Alguien se acercaba por uno de los caminos del parque, sonaba divertido, era como si un grupo de críos salieran del colegio en pleno recreo, mucho barullo, pero completamente inocente.

Ángel se ocultó de nuevo entre las sombras de un sauce, a la espera de que aquel jolgorio se esfumase del mismo modo en que había aparecido.

-¡Mira!-gritó uno de ellos.
-¡Ahí está! ¿La ves?- acompañó otro -¿Está buena o qué?
-¡Qué, tía! ¡Qué guapa tan calladita!- y las risas y las burlas siguieron.
Las ofensivas palabras resonaban violentas en la cabeza de Ángel como si un tambor de dimensiones inhumanas hubiese sido golpeado con furia por un semidiós.

            No entendía porqué hablaban así, ¿se referían a Anabel?, ¿quién, en su sano juicio, se atrevería a hablarla así? No podía ver desde su nicho, pero comprendía perfectamente que nada bueno podía estar pasando.

            Nervioso, asustado, trató de encontrar en su interior un poco del valor del que tanto había escuchado hablar en la tele, aunque era complicado luchar contra su anquilosante fobia social.

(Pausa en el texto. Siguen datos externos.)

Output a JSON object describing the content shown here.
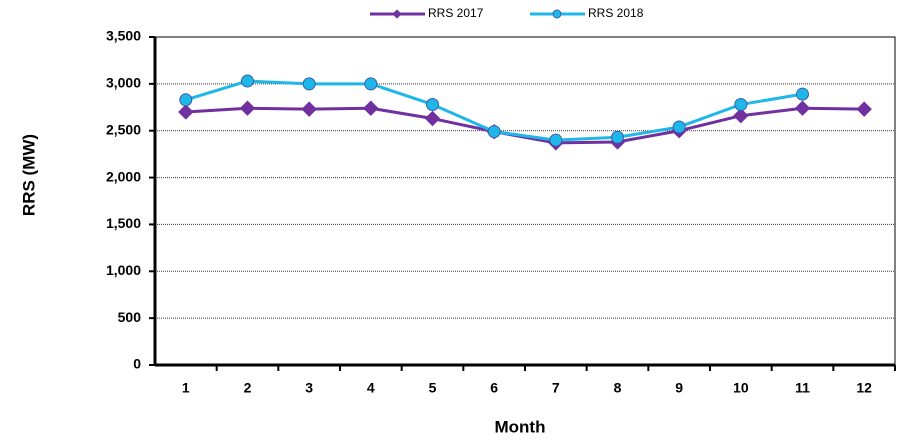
{
  "chart_data": {
    "type": "line",
    "x_label": "Month",
    "y_label": "RRS (MW)",
    "categories": [
      "1",
      "2",
      "3",
      "4",
      "5",
      "6",
      "7",
      "8",
      "9",
      "10",
      "11",
      "12"
    ],
    "series": [
      {
        "name": "RRS 2017",
        "color": "#7030a0",
        "marker": "diamond",
        "values": [
          2700,
          2740,
          2730,
          2740,
          2630,
          2490,
          2370,
          2380,
          2500,
          2660,
          2740,
          2730
        ]
      },
      {
        "name": "RRS 2018",
        "color": "#1fb7e9",
        "marker": "circle",
        "values": [
          2830,
          3030,
          3000,
          3000,
          2780,
          2490,
          2400,
          2430,
          2540,
          2780,
          2890,
          null
        ]
      }
    ],
    "ylim": [
      0,
      3500
    ],
    "yticks": [
      0,
      500,
      {
        "value": 1000,
        "label": "1,000"
      },
      {
        "value": 1500,
        "label": "1,500"
      },
      {
        "value": 2000,
        "label": "2,000"
      },
      {
        "value": 2500,
        "label": "2,500"
      },
      {
        "value": 3000,
        "label": "3,000"
      },
      {
        "value": 3500,
        "label": "3,500"
      }
    ],
    "grid": true,
    "legend": "top"
  }
}
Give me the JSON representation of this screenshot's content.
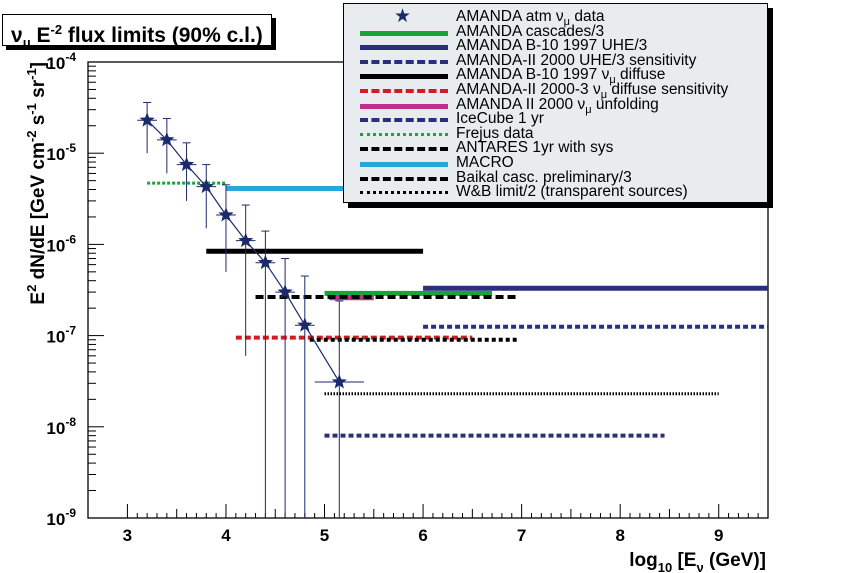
{
  "chart_data": {
    "type": "scatter",
    "title": "ν",
    "title_sub": "μ",
    "title_e": " E",
    "title_exp": "-2",
    "title_rest": " flux limits (90% c.l.)",
    "xlabel": {
      "prefix": "log",
      "sub": "10",
      "mid": " [E",
      "sub2": "ν",
      "suffix": " (GeV)]"
    },
    "ylabel": {
      "main": "E",
      "exp1": "2",
      "mid": " dN/dE [GeV cm",
      "exp2": "-2",
      "mid2": " s",
      "exp3": "-1",
      "mid3": " sr",
      "exp4": "-1",
      "suffix": "]"
    },
    "xlim": [
      2.6,
      9.5
    ],
    "ylim_log10": [
      -9,
      -4
    ],
    "yscale": "log",
    "xticks": [
      3,
      4,
      5,
      6,
      7,
      8,
      9
    ],
    "xtick_labels": [
      "3",
      "4",
      "5",
      "6",
      "7",
      "8",
      "9"
    ],
    "yticks": [
      {
        "exp": -9,
        "base": "10",
        "sup": "-9"
      },
      {
        "exp": -8,
        "base": "10",
        "sup": "-8"
      },
      {
        "exp": -7,
        "base": "10",
        "sup": "-7"
      },
      {
        "exp": -6,
        "base": "10",
        "sup": "-6"
      },
      {
        "exp": -5,
        "base": "10",
        "sup": "-5"
      },
      {
        "exp": -4,
        "base": "10",
        "sup": "-4"
      }
    ],
    "legend_position": "top-right",
    "series": [
      {
        "name": "AMANDA atm ν",
        "name_sub": "μ",
        "name_rest": " data",
        "kind": "points",
        "color": "#1c2a6b",
        "points": [
          {
            "x": 3.2,
            "y": 2.3e-05,
            "yhi": 3.6e-05,
            "ylo": 1e-05,
            "xerr": 0.1
          },
          {
            "x": 3.4,
            "y": 1.4e-05,
            "yhi": 2.4e-05,
            "ylo": 6e-06,
            "xerr": 0.1
          },
          {
            "x": 3.6,
            "y": 7.5e-06,
            "yhi": 1.3e-05,
            "ylo": 3e-06,
            "xerr": 0.1
          },
          {
            "x": 3.8,
            "y": 4.3e-06,
            "yhi": 7.5e-06,
            "ylo": 1.5e-06,
            "xerr": 0.1
          },
          {
            "x": 4.0,
            "y": 2.1e-06,
            "yhi": 4.5e-06,
            "ylo": 5e-07,
            "xerr": 0.1
          },
          {
            "x": 4.2,
            "y": 1.1e-06,
            "yhi": 2.7e-06,
            "ylo": 6e-08,
            "xerr": 0.1
          },
          {
            "x": 4.4,
            "y": 6.3e-07,
            "yhi": 1.4e-06,
            "ylo": 1e-09,
            "xerr": 0.1
          },
          {
            "x": 4.6,
            "y": 3e-07,
            "yhi": 7e-07,
            "ylo": 1e-09,
            "xerr": 0.1
          },
          {
            "x": 4.8,
            "y": 1.3e-07,
            "yhi": 4.5e-07,
            "ylo": 1e-09,
            "xerr": 0.1
          },
          {
            "x": 5.15,
            "y": 3.1e-08,
            "yhi": 2.4e-07,
            "ylo": 1e-09,
            "xerr": 0.25
          }
        ]
      },
      {
        "name": "AMANDA cascades/3",
        "kind": "limit",
        "color": "#1aa33a",
        "dash": "none",
        "width": 5,
        "x": [
          5.0,
          6.7
        ],
        "y": 2.9e-07
      },
      {
        "name": "AMANDA B-10 1997 UHE/3",
        "kind": "limit",
        "color": "#2a2e7c",
        "dash": "none",
        "width": 5,
        "x": [
          6.0,
          9.5
        ],
        "y": 3.3e-07
      },
      {
        "name": "AMANDA-II 2000 UHE/3 sensitivity",
        "kind": "limit",
        "color": "#2a2e7c",
        "dash": "5,3",
        "width": 4,
        "x": [
          6.0,
          9.5
        ],
        "y": 1.25e-07
      },
      {
        "name": "AMANDA B-10 1997 ν",
        "name_sub": "μ",
        "name_rest": " diffuse",
        "kind": "limit",
        "color": "#000000",
        "dash": "none",
        "width": 5,
        "x": [
          3.8,
          6.0
        ],
        "y": 8.4e-07
      },
      {
        "name": "AMANDA-II 2000-3 ν",
        "name_sub": "μ",
        "name_rest": " diffuse sensitivity",
        "kind": "limit",
        "color": "#d21c24",
        "dash": "6,3",
        "width": 4,
        "x": [
          4.1,
          6.5
        ],
        "y": 9.5e-08
      },
      {
        "name": "AMANDA II 2000 ν",
        "name_sub": "μ",
        "name_rest": " unfolding",
        "kind": "limit",
        "color": "#c42d8c",
        "dash": "none",
        "width": 5,
        "x": [
          5.05,
          5.5
        ],
        "y": 2.6e-07
      },
      {
        "name": "IceCube 1 yr",
        "kind": "limit",
        "color": "#2a2e7c",
        "dash": "5,3",
        "width": 4,
        "x": [
          5.0,
          8.45
        ],
        "y": 8e-09
      },
      {
        "name": "Frejus data",
        "kind": "limit",
        "color": "#1aa33a",
        "dash": "3,2",
        "width": 3,
        "x": [
          3.2,
          4.0
        ],
        "y": 4.7e-06
      },
      {
        "name": "ANTARES 1yr with sys",
        "kind": "limit",
        "color": "#000000",
        "dash": "4,3",
        "width": 4,
        "x": [
          4.85,
          6.95
        ],
        "y": 9e-08
      },
      {
        "name": "MACRO",
        "kind": "limit",
        "color": "#27a8d9",
        "dash": "none",
        "width": 5,
        "x": [
          4.0,
          5.2
        ],
        "y": 4.1e-06
      },
      {
        "name": "Baikal casc. preliminary/3",
        "kind": "limit",
        "color": "#000000",
        "dash": "8,4",
        "width": 4,
        "x": [
          4.3,
          6.95
        ],
        "y": 2.65e-07
      },
      {
        "name": "W&B limit/2 (transparent sources)",
        "kind": "limit",
        "color": "#000000",
        "dash": "1.5,1.5",
        "width": 3,
        "x": [
          5.0,
          9.0
        ],
        "y": 2.3e-08
      }
    ]
  }
}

Paralizado de dolor moral, sólo podía esperar que el tiempo, que hasta ese momento había transcurrido dulcemente lento, recuperase su ritmo y arrastrase lejos a los animales que se habían atrevido a profanar la honra de la hermosa dama.

***

Al cabo de un rato, las irracionales criaturas se cansaron de ofender y humillar. El estallido de unos cristales y unos pasos acercándose al lugar, veloces, disgregaron a los infames y disolvieron el aquelarre.

-¡Malditos cabrones!-gritó con furia Ángel al asomarse desde detrás del sauce.

***
-¿Quién eres?- interpeló un hombre alto y delgado, con un extraño uniforme de colores verdosos que, al amparo de las farolas, se antojaban ocres y amarillentos.
-Soy Ángel.
-¿Has visto a esos energúmenos?-le preguntó el acompañante del primero, un tanto más rechoncho y bajito.
-No, sólo les escuché gritando a Anabel.
            Los dos uniformados se miraron fijamente durante un instante, extrañados ante la desconcertante respuesta del joven.

-¿Qué hacías aquí?
-Sólo quería saber la hora y le intenté preguntar a ella- dijo señalando el cuerpo inerte tumbado en el frío césped.

            La pareja quijotesca volvió a mirarse con más incredulidad aún.

-¿Acaso creías que ella podía decirte la hora? Pe…pero…-y las palabras se apagaron en su boca antes de escupirlas-…pero si es una estatua- y comenzaron a reírse con tal estrépito que hasta los estorninos se despertaron y se lanzaron al cielo en busca de un paraje más sereno.


Aquella tarde, Ángel descubrió que las estatuas no saben la hora.